There was Henry Villard, whose bankruptcy of fortune killed him. He was compelled to resign the presidency of the Northern Pacific Railroad Company, to resign his fortune, to resign all but his integrity. That he kept, though every dollar had gone. Only two years before his financial collapse he was worth $30,000,000. In putting the great Northern Pacific Railroad through he swamped everything he had. All through Minnesota and the North-west I heard his praises. He was a man of great heart and unbounded generosity, on which fed innumerable human leeches, enough of them to drain the life of any fortune that was ever made. On a magnificent train he once took, free of charge, to the Yellowstone Park, a party of men, who denounced him because, while he provided them with every luxury, they could not each have a separate drawing-room car to themselves. I don’t believe since the world began there went through this country so many titled nonentities as travelled then, free of cost, on the generous bounty of Mr. Villard. The most of these people went home to the other side of the sea, and wrote magazine articles on the conditions of American society, while Mr. Villard went into bankruptcy. It was the last straw that broke the camel’s back. It would not be so bad if riches only had wings with which to fly away; but they have claws with which they give a parting clutch that sometimes clips a man’s reason, or crushes his heart. It is the claw of riches we must look out for.

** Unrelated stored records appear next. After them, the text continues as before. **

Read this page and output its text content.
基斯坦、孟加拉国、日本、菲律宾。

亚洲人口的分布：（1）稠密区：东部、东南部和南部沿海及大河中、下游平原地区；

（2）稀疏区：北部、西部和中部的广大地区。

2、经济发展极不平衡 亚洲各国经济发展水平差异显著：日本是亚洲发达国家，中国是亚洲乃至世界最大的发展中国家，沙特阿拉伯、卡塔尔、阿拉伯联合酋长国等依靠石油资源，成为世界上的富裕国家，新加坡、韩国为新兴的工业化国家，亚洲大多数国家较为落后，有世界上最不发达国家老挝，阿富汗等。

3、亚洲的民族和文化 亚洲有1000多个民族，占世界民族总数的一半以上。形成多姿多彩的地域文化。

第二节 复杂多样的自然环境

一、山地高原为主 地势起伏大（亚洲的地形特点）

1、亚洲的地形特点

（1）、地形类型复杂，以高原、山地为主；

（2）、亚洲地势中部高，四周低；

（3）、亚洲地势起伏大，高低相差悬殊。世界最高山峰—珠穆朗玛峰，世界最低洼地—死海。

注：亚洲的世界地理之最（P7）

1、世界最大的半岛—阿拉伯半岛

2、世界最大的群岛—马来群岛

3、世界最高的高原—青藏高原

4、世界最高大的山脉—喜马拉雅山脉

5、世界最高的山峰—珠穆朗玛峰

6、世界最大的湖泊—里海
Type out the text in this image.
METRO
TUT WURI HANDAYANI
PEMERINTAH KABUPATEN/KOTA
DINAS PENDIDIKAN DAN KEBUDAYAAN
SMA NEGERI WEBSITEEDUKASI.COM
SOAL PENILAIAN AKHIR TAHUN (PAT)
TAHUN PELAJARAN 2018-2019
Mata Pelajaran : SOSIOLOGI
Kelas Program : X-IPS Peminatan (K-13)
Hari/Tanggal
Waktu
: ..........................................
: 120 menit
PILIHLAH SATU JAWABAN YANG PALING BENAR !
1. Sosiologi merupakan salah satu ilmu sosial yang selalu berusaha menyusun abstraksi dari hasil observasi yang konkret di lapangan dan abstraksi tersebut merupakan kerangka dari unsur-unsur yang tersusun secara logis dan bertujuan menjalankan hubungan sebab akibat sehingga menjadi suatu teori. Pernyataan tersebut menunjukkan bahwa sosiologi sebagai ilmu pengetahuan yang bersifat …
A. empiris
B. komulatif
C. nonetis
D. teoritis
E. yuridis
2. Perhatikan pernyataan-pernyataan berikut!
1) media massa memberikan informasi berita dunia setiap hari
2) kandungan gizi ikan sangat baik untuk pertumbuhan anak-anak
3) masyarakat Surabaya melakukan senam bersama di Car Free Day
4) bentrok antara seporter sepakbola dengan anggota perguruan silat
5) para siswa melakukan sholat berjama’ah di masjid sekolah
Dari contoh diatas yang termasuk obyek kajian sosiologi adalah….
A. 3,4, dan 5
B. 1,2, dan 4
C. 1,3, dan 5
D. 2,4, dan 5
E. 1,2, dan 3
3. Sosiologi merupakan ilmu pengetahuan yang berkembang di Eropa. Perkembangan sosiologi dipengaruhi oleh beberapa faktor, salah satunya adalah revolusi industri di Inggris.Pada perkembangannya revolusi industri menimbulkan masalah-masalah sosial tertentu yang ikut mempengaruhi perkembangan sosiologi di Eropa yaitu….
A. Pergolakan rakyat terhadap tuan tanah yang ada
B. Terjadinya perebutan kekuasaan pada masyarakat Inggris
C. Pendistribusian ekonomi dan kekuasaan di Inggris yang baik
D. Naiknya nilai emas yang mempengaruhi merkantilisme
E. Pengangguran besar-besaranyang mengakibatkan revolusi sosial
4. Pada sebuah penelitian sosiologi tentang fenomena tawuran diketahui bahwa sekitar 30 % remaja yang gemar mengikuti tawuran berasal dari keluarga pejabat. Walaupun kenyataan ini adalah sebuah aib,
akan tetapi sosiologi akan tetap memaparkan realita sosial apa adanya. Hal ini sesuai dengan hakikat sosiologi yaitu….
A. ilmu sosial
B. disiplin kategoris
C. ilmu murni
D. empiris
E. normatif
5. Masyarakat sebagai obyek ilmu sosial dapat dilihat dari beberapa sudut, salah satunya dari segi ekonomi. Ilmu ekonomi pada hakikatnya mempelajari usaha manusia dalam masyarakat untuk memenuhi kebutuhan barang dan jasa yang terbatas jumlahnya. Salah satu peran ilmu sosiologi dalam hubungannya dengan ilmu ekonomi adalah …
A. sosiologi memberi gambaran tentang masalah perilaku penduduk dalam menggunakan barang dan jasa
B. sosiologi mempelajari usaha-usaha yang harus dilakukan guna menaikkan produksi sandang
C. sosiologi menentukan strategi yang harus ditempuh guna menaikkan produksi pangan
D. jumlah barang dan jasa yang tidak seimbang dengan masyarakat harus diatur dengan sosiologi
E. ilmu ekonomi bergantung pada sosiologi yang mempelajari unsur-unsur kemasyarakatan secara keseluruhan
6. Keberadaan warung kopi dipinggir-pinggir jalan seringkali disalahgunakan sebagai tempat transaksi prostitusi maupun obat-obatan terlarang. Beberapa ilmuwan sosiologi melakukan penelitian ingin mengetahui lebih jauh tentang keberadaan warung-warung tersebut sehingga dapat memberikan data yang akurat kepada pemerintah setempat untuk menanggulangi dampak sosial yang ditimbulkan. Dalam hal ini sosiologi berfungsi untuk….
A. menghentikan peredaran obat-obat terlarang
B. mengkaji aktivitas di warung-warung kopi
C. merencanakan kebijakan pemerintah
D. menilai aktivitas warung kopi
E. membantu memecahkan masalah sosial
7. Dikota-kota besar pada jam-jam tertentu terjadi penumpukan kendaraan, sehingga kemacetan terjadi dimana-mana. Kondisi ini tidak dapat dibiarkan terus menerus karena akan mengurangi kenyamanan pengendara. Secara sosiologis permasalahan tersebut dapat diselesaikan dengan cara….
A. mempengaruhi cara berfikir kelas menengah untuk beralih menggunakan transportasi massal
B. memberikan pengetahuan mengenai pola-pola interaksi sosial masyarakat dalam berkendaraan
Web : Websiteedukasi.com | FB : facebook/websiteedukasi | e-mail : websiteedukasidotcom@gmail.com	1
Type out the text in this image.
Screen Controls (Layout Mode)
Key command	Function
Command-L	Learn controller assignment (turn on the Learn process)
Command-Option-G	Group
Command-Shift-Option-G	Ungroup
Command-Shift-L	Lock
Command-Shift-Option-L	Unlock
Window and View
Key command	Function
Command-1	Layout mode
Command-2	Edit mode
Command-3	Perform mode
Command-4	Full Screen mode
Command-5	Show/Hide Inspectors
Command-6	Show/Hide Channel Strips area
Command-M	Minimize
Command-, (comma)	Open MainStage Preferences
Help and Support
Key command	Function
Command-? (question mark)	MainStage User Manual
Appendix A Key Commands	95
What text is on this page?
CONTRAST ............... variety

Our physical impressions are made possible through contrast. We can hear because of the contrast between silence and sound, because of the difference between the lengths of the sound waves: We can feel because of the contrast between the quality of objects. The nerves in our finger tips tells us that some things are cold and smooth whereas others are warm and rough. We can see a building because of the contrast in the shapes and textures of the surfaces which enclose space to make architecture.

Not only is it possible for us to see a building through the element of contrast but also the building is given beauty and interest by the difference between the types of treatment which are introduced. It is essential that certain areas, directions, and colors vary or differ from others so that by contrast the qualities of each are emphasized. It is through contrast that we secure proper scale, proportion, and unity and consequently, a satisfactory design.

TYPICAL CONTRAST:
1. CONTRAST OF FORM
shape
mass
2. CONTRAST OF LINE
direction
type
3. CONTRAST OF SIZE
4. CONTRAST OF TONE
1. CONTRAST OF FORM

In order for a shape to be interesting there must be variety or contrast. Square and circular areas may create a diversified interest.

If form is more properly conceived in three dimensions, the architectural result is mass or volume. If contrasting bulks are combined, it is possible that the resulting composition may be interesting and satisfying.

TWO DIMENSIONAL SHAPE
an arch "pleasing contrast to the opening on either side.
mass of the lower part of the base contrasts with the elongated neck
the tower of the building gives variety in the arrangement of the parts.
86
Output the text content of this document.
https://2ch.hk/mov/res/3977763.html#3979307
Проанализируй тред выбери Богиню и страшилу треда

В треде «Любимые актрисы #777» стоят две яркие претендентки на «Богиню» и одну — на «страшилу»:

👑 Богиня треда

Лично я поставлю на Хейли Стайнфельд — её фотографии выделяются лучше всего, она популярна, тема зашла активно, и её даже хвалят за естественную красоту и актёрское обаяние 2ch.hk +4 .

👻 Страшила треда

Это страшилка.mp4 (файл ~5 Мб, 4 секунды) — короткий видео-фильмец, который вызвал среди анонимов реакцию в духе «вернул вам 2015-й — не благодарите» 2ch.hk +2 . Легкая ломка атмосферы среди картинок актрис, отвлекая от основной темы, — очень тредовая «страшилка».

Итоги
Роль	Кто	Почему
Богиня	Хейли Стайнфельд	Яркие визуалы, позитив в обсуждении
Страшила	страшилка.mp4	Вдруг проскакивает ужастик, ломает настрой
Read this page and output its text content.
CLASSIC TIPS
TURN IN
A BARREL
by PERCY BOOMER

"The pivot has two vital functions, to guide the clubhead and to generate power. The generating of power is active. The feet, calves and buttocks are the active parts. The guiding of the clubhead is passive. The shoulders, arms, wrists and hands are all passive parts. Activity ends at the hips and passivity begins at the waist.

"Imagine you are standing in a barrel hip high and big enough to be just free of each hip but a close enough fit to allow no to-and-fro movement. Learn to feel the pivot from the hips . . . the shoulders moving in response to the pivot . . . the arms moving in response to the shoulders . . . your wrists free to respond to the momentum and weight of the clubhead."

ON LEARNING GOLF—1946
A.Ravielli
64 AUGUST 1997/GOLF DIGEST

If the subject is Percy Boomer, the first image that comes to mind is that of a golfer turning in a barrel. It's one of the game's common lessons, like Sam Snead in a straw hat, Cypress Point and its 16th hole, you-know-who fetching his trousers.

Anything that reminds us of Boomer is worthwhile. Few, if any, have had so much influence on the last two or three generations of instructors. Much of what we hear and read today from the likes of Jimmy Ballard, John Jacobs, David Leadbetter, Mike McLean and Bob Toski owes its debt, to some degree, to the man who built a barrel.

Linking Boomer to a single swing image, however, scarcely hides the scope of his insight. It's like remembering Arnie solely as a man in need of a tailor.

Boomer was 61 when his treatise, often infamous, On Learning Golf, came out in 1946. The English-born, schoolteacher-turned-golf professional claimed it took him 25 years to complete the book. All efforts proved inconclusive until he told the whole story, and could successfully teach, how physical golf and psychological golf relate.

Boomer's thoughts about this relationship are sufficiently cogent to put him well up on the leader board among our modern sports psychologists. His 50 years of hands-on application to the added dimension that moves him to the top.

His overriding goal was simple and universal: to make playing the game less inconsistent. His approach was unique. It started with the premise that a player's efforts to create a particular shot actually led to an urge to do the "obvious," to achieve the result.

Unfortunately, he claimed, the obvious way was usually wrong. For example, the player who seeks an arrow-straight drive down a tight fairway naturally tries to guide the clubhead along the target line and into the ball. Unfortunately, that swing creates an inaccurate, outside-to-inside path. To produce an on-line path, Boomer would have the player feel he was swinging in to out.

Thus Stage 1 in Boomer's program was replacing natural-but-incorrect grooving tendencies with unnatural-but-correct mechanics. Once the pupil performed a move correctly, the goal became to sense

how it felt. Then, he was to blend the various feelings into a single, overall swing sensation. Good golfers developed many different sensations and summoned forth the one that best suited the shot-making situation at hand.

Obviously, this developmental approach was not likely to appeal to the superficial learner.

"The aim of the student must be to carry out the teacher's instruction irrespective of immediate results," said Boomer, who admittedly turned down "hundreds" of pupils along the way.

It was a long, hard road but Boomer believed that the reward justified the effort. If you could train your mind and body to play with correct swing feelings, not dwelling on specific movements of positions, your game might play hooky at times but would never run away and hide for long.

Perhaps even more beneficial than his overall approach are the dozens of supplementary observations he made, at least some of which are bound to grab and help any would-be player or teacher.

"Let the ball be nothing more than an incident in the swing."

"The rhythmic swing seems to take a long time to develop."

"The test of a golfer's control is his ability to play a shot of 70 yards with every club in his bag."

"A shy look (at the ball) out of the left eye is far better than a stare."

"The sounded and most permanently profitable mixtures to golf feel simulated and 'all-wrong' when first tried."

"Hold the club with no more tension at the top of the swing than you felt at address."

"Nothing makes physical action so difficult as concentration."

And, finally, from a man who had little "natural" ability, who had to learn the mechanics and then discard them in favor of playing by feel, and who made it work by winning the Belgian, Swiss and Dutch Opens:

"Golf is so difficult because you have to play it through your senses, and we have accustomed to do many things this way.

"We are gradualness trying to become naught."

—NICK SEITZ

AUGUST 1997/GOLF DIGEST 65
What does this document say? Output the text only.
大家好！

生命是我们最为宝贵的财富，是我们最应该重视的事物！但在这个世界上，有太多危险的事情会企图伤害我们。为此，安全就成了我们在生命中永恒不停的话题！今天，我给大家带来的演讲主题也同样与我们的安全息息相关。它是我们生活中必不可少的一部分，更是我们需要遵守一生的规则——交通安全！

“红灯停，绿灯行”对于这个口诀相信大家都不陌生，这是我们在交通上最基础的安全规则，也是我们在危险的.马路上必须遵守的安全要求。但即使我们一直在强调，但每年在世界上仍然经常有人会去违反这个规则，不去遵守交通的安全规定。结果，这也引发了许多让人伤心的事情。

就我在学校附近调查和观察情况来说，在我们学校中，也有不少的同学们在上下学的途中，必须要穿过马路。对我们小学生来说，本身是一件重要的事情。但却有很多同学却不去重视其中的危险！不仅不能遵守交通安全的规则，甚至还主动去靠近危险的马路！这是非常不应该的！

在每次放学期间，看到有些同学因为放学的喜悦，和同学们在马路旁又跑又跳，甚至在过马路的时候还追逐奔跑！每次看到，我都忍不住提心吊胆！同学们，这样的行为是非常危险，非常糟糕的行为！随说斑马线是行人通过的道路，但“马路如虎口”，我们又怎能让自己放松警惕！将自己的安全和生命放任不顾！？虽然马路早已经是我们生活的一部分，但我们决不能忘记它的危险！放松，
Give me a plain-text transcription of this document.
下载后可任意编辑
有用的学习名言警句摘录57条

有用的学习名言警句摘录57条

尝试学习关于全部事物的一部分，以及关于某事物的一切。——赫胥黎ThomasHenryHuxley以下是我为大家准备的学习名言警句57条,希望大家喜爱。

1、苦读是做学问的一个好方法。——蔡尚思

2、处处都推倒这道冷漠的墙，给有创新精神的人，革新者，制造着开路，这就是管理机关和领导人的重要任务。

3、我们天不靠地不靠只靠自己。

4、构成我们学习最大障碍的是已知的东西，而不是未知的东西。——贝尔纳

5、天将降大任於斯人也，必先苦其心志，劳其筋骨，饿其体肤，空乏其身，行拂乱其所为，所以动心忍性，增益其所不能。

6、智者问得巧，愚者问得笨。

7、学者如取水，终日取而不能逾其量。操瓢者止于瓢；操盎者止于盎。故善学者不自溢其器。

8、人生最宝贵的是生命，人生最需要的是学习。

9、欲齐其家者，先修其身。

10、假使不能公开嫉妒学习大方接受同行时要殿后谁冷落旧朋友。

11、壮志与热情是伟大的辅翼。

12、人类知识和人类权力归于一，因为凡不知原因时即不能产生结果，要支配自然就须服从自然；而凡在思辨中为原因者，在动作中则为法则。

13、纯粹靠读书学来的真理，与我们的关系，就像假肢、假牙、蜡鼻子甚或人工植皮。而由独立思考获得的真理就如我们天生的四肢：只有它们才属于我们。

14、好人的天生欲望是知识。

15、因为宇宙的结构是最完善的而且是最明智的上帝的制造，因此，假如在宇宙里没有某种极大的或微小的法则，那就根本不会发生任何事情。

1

Then there was Wendell Phillips! Not a man in this country was more admired and more hated than he was. Many a time, addressing a big audience, he would divide them into two parts—those who got up to leave with indignation, and those who remained to frown. He was often, during a lecture, bombarded with bricks and bad eggs. But he liked it. He could endure anything in an audience but silence, and he always had a secure following of admirers.